Peluncuran kamus ini menjadi angin segar di tengah gempuran bahasa asing dan istilah gaul yang mendominasi percakapan remaja saat ini. SMAN 1 Kota Besi mengambil langkah konkret untuk memastikan Bahasa Dayak Sampit tetap menjadi "tuan rumah" di tanah sendiri.

Langkah Nyata Sekolah Pinggiran Kota

Meski berada di Kecamatan Kota Besi, semangat literasi sekolah ini patut diacungi jempol. Penerbitan kamus ini merupakan hasil kerja keras dari Tim Literasi Sekolah / Guru Bahasa Indonesia / Kolaborasi Siswa dan Guru dan seluruh warga sekolah dan penutur yang melakukan riset mendalam untuk mengumpulkan kosakata (kurik) yang mulai jarang terdengar.

Plt. Kepala SMA Negeri 1 Kota Besi, Ibu Indah Siswanti, S.Pd, M.Pd mengungkapkan rasa bangganya atas terbitnya kamus ini. Menurutnya, sekolah memiliki tanggung jawab moral untuk merawat warisan leluhur.
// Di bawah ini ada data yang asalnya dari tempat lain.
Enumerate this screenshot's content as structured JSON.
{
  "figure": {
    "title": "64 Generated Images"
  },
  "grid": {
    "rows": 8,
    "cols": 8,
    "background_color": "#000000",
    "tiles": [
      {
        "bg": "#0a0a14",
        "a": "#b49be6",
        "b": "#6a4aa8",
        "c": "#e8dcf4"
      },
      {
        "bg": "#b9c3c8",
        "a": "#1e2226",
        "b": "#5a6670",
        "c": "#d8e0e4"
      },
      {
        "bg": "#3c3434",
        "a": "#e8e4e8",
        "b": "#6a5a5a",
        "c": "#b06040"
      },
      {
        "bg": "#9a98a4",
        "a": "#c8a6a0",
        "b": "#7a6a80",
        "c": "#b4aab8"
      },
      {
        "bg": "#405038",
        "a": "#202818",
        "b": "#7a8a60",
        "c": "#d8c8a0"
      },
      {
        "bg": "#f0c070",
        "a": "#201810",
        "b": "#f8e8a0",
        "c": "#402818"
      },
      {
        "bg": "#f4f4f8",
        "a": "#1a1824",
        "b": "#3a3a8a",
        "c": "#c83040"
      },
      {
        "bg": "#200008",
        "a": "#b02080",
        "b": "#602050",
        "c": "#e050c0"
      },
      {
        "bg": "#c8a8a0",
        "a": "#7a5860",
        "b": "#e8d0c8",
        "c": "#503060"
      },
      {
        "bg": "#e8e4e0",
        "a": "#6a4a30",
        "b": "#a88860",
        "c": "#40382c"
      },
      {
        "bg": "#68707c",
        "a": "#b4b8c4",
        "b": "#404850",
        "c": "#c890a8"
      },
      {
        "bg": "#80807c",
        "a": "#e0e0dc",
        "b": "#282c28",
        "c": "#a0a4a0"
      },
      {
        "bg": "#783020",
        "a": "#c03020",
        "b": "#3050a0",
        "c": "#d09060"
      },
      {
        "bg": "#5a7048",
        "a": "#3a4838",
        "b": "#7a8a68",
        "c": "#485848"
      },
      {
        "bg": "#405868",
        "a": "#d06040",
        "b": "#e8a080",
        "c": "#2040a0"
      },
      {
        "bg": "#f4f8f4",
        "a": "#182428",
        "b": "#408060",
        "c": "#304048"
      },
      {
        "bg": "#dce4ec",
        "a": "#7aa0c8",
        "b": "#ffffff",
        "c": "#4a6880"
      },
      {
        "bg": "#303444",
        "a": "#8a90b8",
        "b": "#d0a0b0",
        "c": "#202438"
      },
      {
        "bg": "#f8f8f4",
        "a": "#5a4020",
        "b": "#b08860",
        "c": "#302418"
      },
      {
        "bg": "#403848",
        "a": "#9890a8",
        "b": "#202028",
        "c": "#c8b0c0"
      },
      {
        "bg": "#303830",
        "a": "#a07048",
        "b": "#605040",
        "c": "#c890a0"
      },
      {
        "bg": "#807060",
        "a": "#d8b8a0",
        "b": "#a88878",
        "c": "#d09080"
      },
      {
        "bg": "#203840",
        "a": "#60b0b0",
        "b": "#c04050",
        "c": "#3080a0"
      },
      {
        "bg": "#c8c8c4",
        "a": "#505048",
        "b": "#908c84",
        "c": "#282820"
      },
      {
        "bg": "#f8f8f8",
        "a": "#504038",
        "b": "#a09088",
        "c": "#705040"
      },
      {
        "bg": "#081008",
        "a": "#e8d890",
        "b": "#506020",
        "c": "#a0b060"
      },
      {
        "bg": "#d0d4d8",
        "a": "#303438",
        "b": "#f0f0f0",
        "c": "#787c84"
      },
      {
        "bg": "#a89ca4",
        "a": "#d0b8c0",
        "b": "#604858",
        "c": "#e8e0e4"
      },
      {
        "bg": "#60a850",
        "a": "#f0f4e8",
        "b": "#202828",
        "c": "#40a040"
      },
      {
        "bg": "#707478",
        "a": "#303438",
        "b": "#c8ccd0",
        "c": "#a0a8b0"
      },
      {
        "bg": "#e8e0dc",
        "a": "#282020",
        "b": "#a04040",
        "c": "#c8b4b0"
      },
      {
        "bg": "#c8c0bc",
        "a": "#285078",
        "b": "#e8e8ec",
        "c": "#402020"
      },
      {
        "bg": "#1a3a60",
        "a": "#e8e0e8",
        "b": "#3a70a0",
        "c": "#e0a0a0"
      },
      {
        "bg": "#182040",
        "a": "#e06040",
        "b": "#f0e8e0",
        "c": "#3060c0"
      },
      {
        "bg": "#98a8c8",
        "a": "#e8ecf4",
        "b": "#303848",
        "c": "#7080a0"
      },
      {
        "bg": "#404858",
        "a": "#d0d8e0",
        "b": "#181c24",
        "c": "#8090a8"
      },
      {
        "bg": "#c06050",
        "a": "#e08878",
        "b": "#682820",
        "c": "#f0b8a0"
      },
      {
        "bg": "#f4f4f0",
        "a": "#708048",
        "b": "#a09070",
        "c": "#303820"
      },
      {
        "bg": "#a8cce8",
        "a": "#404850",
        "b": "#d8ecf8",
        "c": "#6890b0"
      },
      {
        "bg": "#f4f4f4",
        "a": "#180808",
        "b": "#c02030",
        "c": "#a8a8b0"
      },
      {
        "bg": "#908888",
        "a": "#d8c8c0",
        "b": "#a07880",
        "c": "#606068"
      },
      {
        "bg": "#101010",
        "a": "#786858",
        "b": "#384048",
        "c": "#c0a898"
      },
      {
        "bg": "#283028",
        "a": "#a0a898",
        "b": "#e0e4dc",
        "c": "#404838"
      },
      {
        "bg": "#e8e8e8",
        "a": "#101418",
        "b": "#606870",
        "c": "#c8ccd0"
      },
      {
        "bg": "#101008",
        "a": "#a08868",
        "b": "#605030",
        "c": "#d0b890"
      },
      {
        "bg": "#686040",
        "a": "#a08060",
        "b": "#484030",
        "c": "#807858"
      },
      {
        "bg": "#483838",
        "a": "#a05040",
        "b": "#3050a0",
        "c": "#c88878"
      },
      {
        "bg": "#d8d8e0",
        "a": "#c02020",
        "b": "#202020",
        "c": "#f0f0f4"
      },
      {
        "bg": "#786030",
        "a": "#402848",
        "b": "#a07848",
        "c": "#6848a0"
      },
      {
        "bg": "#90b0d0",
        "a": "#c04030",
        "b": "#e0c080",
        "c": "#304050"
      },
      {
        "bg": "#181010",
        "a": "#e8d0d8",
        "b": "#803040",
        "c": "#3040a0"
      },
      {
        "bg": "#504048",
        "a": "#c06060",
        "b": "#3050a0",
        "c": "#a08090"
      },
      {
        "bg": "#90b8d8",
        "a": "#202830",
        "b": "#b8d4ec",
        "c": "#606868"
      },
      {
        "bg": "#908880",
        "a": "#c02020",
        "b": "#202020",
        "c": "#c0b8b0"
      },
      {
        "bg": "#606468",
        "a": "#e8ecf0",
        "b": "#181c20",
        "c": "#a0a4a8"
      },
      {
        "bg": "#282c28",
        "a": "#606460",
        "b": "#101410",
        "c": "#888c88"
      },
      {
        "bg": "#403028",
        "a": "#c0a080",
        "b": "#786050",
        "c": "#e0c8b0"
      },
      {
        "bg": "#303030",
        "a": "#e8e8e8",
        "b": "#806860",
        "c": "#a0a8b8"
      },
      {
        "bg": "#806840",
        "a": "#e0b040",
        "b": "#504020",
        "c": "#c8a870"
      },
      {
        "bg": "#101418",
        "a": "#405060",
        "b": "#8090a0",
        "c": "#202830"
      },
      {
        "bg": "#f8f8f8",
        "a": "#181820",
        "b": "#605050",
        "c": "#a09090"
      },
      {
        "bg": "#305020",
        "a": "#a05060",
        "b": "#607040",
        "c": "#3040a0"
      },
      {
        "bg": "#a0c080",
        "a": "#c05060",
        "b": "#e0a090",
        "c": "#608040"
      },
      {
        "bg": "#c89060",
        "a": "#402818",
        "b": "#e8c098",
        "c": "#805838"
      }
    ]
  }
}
"Banyak anak muda sekarang yang mengerti saat mendengar Bahasa Dayak Sampit, tapi kesulitan saat harus mengucapkannya. Kamus ini hadir biar bahasa kita gak punah. Ini adalah bukti cinta SMAN 1 Kota Besi terhadap kearifan lokal Kotawaringin Timur," ujar ketua Tim Literasi Sekolah Ibu Arbaniah, S.Pd  dalam acara peluncuran yang digelar pada 16 Desember 2025 lalu.

Jembatan Antar Generasi

"Kamus Kurik Bahasa Dayak Sampit" ini didesain tidak kaku, melainkan ramah bagi pembaca pemula maupun pelajar. Di dalamnya memuat ribuan entri kata, mulai dari percakapan sehari-hari hingga istilah-istilah unik dalam adat Dayak Sampit yang memiliki makna filosofis mendalam.

Salah satu penyusun buku, Sasmita Rahayu, S.Pd, berharap buku ini bisa menjadi pegangan wajib, tidak hanya bagi siswa SMAN 1 Kota Besi, tetapi juga masyarakat umum.

"Kami ingin menunjukkan bahwa belajar bahasa daerah itu keren. Dengan adanya kamus ini, kami harap teman-teman pelajar jadi lebih percaya diri menggunakan Bahasa Dayak Sampit, baik di sekolah maupun di media sosial," tuturnya.

Harapan ke Depan

Kehadiran kamus karya warga SMAN 1 Kota Besi ini diharapkan dapat memantik semangat sekolah-sekolah lain di Kotim untuk turut serta menggali dan membukukan potensi budaya lokal. Rencananya, kamus ini akan didistribusikan ke  perpustakaan sekolah, dinas pendidikan, dijual umum, dan sovenir.

Dengan terbitnya kamus ini, SMAN 1 Kota Besi membuktikan bahwa sekolah bukan hanya tempat menuntut ilmu sains, tetapi juga benteng pertahanan budaya bangsa.